The target for the day is also on the SMARTboard each day when students enter the room. The target for today’s lesson is for students to calculate the area and circumference of a circle.
To start the class we need to discuss specifically how to find the area of a circle. I want to work through a problem to ensure they are comfortable with finding the area of one circle before they expand to find the area of a figure comprised of several circles. The question will require students to use their knowledge of not only the formula but of the relationship between radius and diameter. It will help me determine what kind of questions I should ask while students are working with their partners. It will also help me determine where I should direct my attention as I walk around to support students. Who needs scaffolding? Who might need some intervention? Are their partners I need to sit with to help?
Find the area of a circle whose diameter is 12 m.
Eight Circles is a task on the Illustrative Mathematics web site. The exploration today will ask students to find the area of a composite of circles. Students will work with a partner to find the area of the small circles in a figure. They will also find the area of the larger composite figure. They will really rely on MP 1 to get through this task. There are no written, step-by-step directions so they will have to rely on their own understanding and their perseverance to find a solution. I will walk around and talk to the different partners to support them as they work but it is important for them to grapple with the concept and make meaning of it. I want them to recognize the diameter of the larger circle and use that information to help find the solution.

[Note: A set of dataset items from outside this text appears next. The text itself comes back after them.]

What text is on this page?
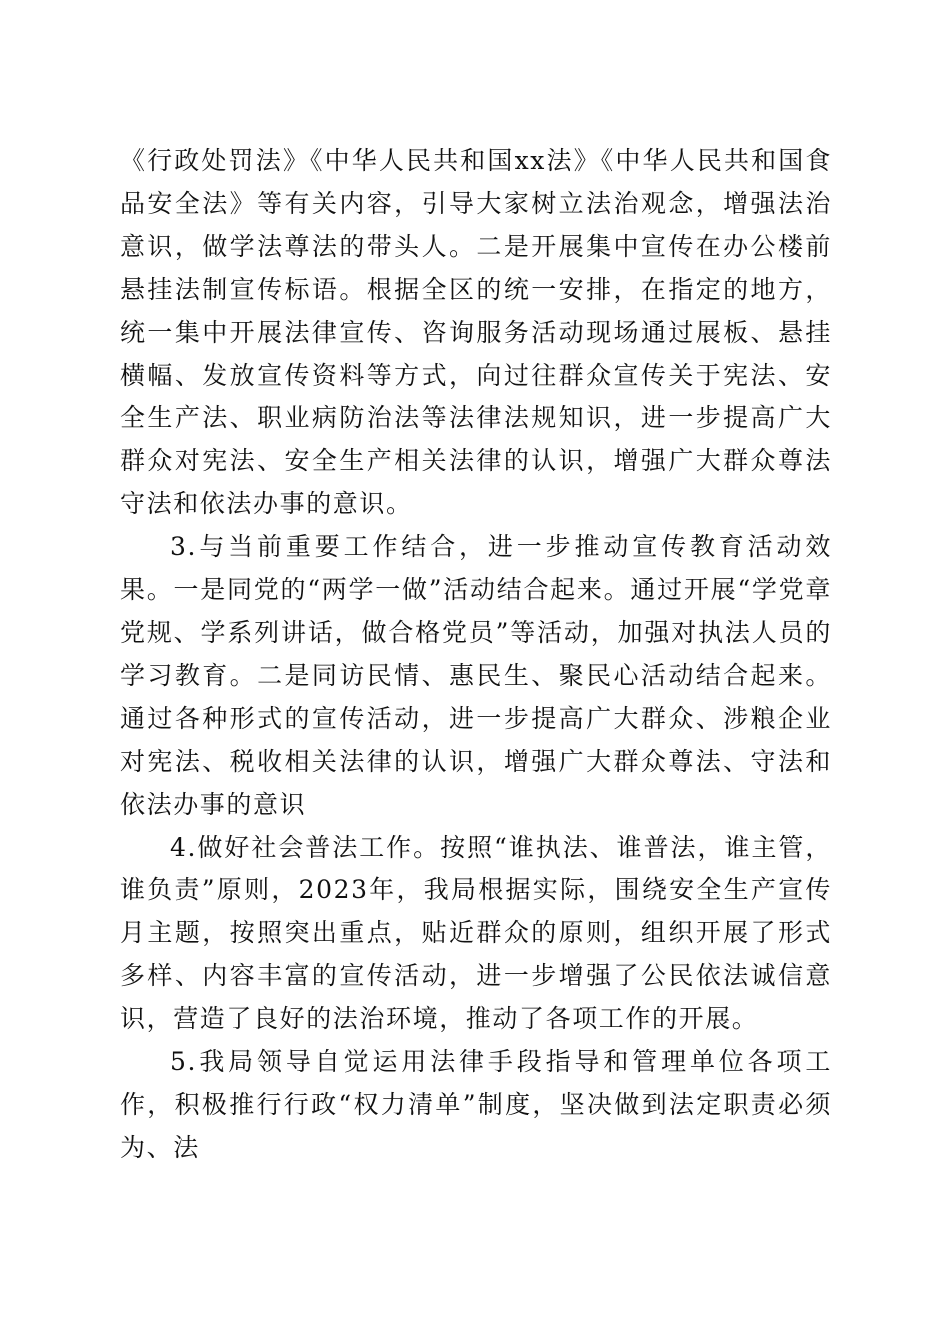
《行政处罚法》《中华人民共和国xx法》《中华人民共和国食品安全法》等有关内容，引导大家树立法治观念，增强法治意识，做学法尊法的带头人。二是开展集中宣传在办公楼前悬挂法制宣传标语。根据全区的统一安排，在指定的地方，统一集中开展法律宣传、咨询服务活动现场通过展板、悬挂横幅、发放宣传资料等方式，向过往群众宣传关于宪法、安全生产法、职业病防治法等法律法规知识，进一步提高广大群众对宪法、安全生产相关法律的认识，增强广大群众尊法守法和依法办事的意识。

3.与当前重要工作结合，进一步推动宣传教育活动效果。一是同党的“两学一做”活动结合起来。通过开展“学党章党规、学系列讲话，做合格党员”等活动，加强对执法人员的学习教育。二是同访民情、惠民生、聚民心活动结合起来。通过各种形式的宣传活动，进一步提高广大群众、涉粮企业对宪法、税收相关法律的认识，增强广大群众尊法、守法和依法办事的意识

4.做好社会普法工作。按照“谁执法、谁普法，谁主管，谁负责”原则，2023年，我局根据实际，围绕安全生产宣传月主题，按照突出重点，贴近群众的原则，组织开展了形式多样、内容丰富的宣传活动，进一步增强了公民依法诚信意识，营造了良好的法治环境，推动了各项工作的开展。

5.我局领导自觉运用法律手段指导和管理单位各项工作，积极推行行政“权力清单”制度，坚决做到法定职责必须为、法
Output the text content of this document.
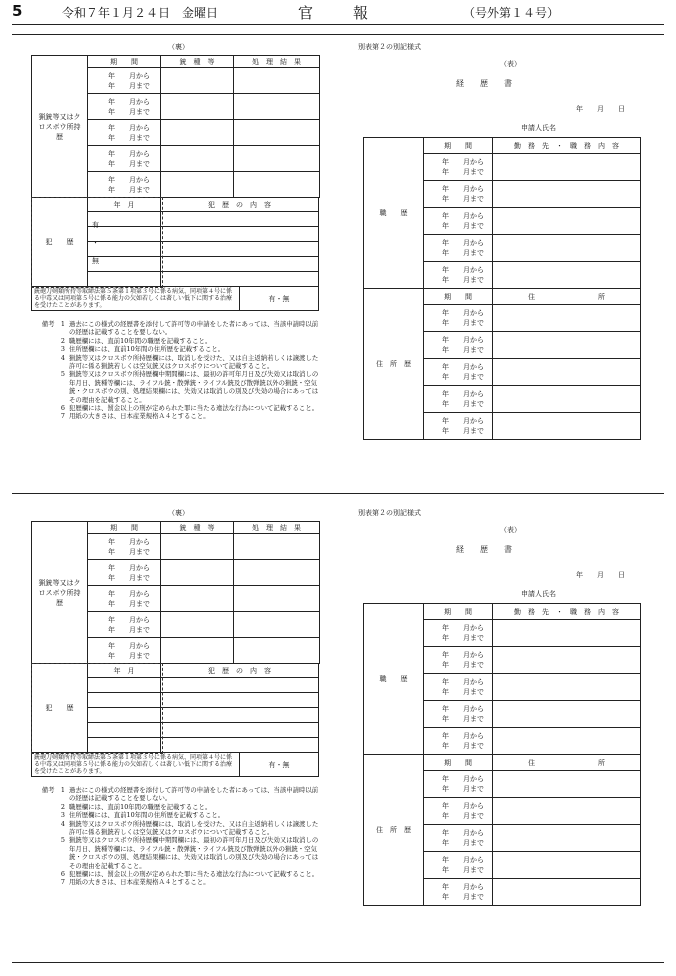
5	令和７年１月２４日　金曜日	官報	（号外第１４号）
（裏）
猟銃等又はクロスボウ所持歴	期　　間	銃　種　等	処　理　結　果

	年　　月から
年　　月まで		

	年　　月から
年　　月まで		

	年　　月から
年　　月まで		

	年　　月から
年　　月まで		

	年　　月から
年　　月まで		

犯　　歴	年　月	犯　歴　の　内　容	

銃砲刀剣類所持等取締法第５条第１項第３号に係る病気、同項第４号に係る中毒又は同項第５号に係る能力の欠如若しくは著しい低下に関する治療を受けたことがあります。			有・無
有
・
無
備考　 1 過去にこの様式の経歴書を添付して許可等の申請をした者にあっては、当該申請時以前の経歴は記載することを要しない。
2 職歴欄には、直前10年間の職歴を記載すること。
3 住所歴欄には、直前10年間の住所歴を記載すること。
4 猟銃等又はクロスボウ所持歴欄には、取消しを受けた、又は自主返納若しくは譲渡した許可に係る猟銃若しくは空気銃又はクロスボウについて記載すること。
5 猟銃等又はクロスボウ所持歴欄中期間欄には、最初の許可年月日及び失効又は取消しの年月日、銃種等欄には、ライフル銃・散弾銃・ライフル銃及び散弾銃以外の猟銃・空気銃・クロスボウの別、処理結果欄には、失効又は取消しの別及び失効の場合にあってはその理由を記載すること。
6 犯歴欄には、罰金以上の刑が定められた罪に当たる違法な行為について記載すること。
7 用紙の大きさは、日本産業規格Ａ４とすること。
別表第２の別記様式
（表）
経　　歴　　書
年　　月　　日
申請人氏名
職　　歴	期　　間	勤　務　先　・　職　務　内　容

	年　　月から
年　　月まで	

	年　　月から
年　　月まで	

	年　　月から
年　　月まで	

	年　　月から
年　　月まで	

	年　　月から
年　　月まで	

住　所　歴	期　　間	住　　　　　　　　　所

	年　　月から
年　　月まで	

	年　　月から
年　　月まで	

	年　　月から
年　　月まで	

	年　　月から
年　　月まで	

	年　　月から
年　　月まで	

（裏）
猟銃等又はクロスボウ所持歴	期　　間	銃　種　等	処　理　結　果

	年　　月から
年　　月まで		

	年　　月から
年　　月まで		

	年　　月から
年　　月まで		

	年　　月から
年　　月まで		

	年　　月から
年　　月まで		

犯　　歴	年　月	犯　歴　の　内　容	

銃砲刀剣類所持等取締法第５条第１項第３号に係る病気、同項第４号に係る中毒又は同項第５号に係る能力の欠如若しくは著しい低下に関する治療を受けたことがあります。			有・無
備考　 1 過去にこの様式の経歴書を添付して許可等の申請をした者にあっては、当該申請時以前の経歴は記載することを要しない。
2 職歴欄には、直前10年間の職歴を記載すること。
3 住所歴欄には、直前10年間の住所歴を記載すること。
4 猟銃等又はクロスボウ所持歴欄には、取消しを受けた、又は自主返納若しくは譲渡した許可に係る猟銃若しくは空気銃又はクロスボウについて記載すること。
5 猟銃等又はクロスボウ所持歴欄中期間欄には、最初の許可年月日及び失効又は取消しの年月日、銃種等欄には、ライフル銃・散弾銃・ライフル銃及び散弾銃以外の猟銃・空気銃・クロスボウの別、処理結果欄には、失効又は取消しの別及び失効の場合にあってはその理由を記載すること。
6 犯歴欄には、罰金以上の刑が定められた罪に当たる違法な行為について記載すること。
7 用紙の大きさは、日本産業規格Ａ４とすること。
別表第２の別記様式
（表）
経　　歴　　書
年　　月　　日
申請人氏名
職　　歴	期　　間	勤　務　先　・　職　務　内　容

	年　　月から
年　　月まで	

	年　　月から
年　　月まで	

	年　　月から
年　　月まで	

	年　　月から
年　　月まで	

	年　　月から
年　　月まで	

住　所　歴	期　　間	住　　　　　　　　　所

	年　　月から
年　　月まで	

	年　　月から
年　　月まで	

	年　　月から
年　　月まで	

	年　　月から
年　　月まで	

	年　　月から
年　　月まで	
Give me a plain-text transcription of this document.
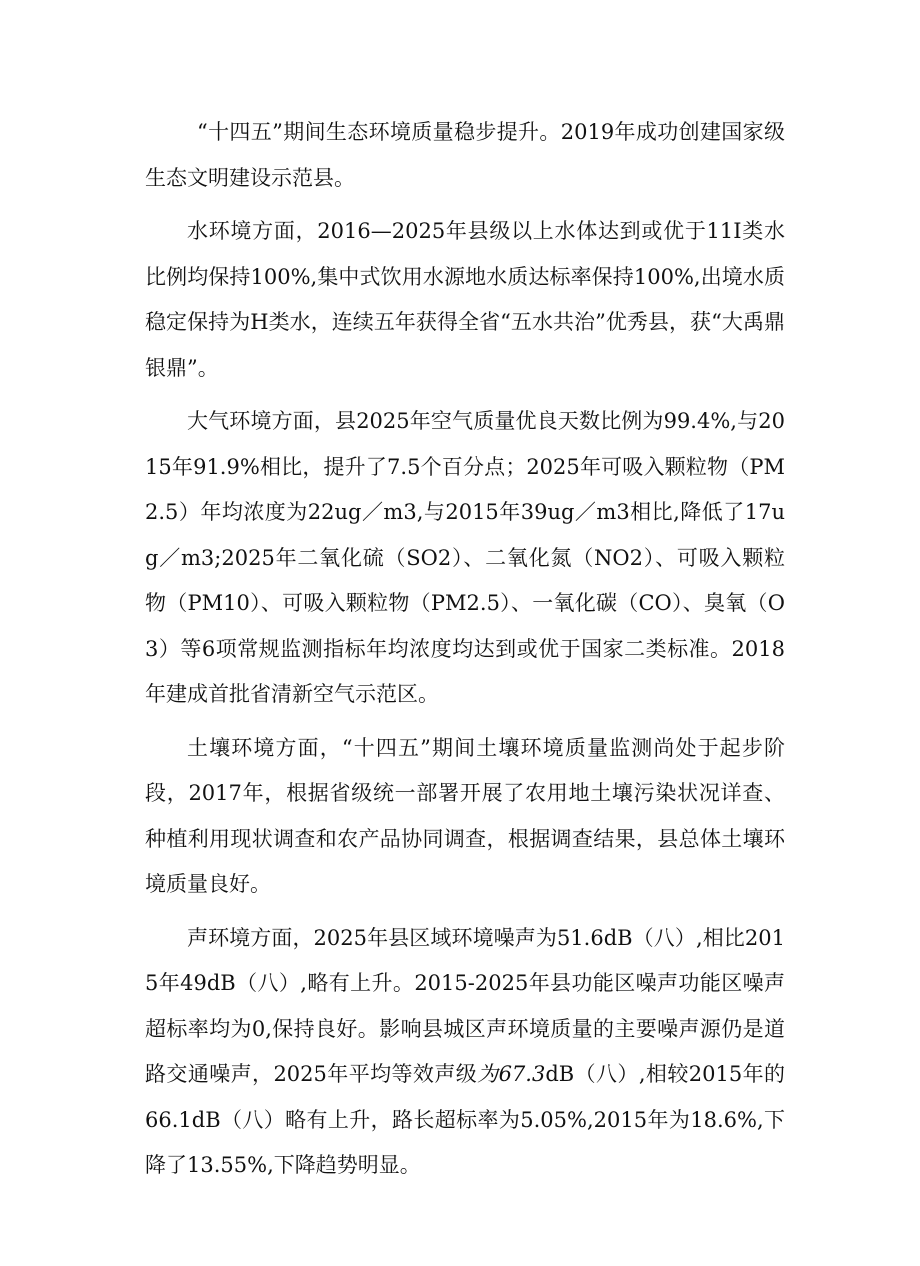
“十四五”期间生态环境质量稳步提升。2019年成功创建国家级生态文明建设示范县。

水环境方面，2016—2025年县级以上水体达到或优于11I类水比例均保持100%,集中式饮用水源地水质达标率保持100%,出境水质稳定保持为H类水，连续五年获得全省“五水共治”优秀县，获“大禹鼎银鼎”。

大气环境方面，县2025年空气质量优良天数比例为99.4%,与2015年91.9%相比，提升了7.5个百分点；2025年可吸入颗粒物（PM2.5）年均浓度为22ug／m3,与2015年39ug／m3相比,降低了17ug／m3;2025年二氧化硫（SO2）、二氧化氮（NO2）、可吸入颗粒物（PM10）、可吸入颗粒物（PM2.5）、一氧化碳（CO）、臭氧（O3）等6项常规监测指标年均浓度均达到或优于国家二类标准。2018年建成首批省清新空气示范区。

土壤环境方面，“十四五”期间土壤环境质量监测尚处于起步阶段，2017年，根据省级统一部署开展了农用地土壤污染状况详查、种植利用现状调查和农产品协同调查，根据调查结果，县总体土壤环境质量良好。

声环境方面，2025年县区域环境噪声为51.6dB（八）,相比2015年49dB（八）,略有上升。2015-2025年县功能区噪声功能区噪声超标率均为0,保持良好。影响县城区声环境质量的主要噪声源仍是道路交通噪声，2025年平均等效声级为67.3dB（八）,相较2015年的66.1dB（八）略有上升，路长超标率为5.05%,2015年为18.6%,下降了13.55%,下降趋势明显。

Are they able to find the area of the smaller circles? Do they see any relationship between the larger circle and the smaller circles? I am interested to see what they think is the important information and how do they apply that information. The discussion between the partners will be valuable as well. I will get to hear their discussion and rationale for the decisions they make.
To close the class I want students to continue thinking about their work during class. It is possible that students are not finished with finding the area of the figures so I want to ask a question to help promote thinking. They can write a response to help me determine what questions I can ask during the next class session.
How much area does the shaded part of the figure represent? Did you account for that space in your calculations?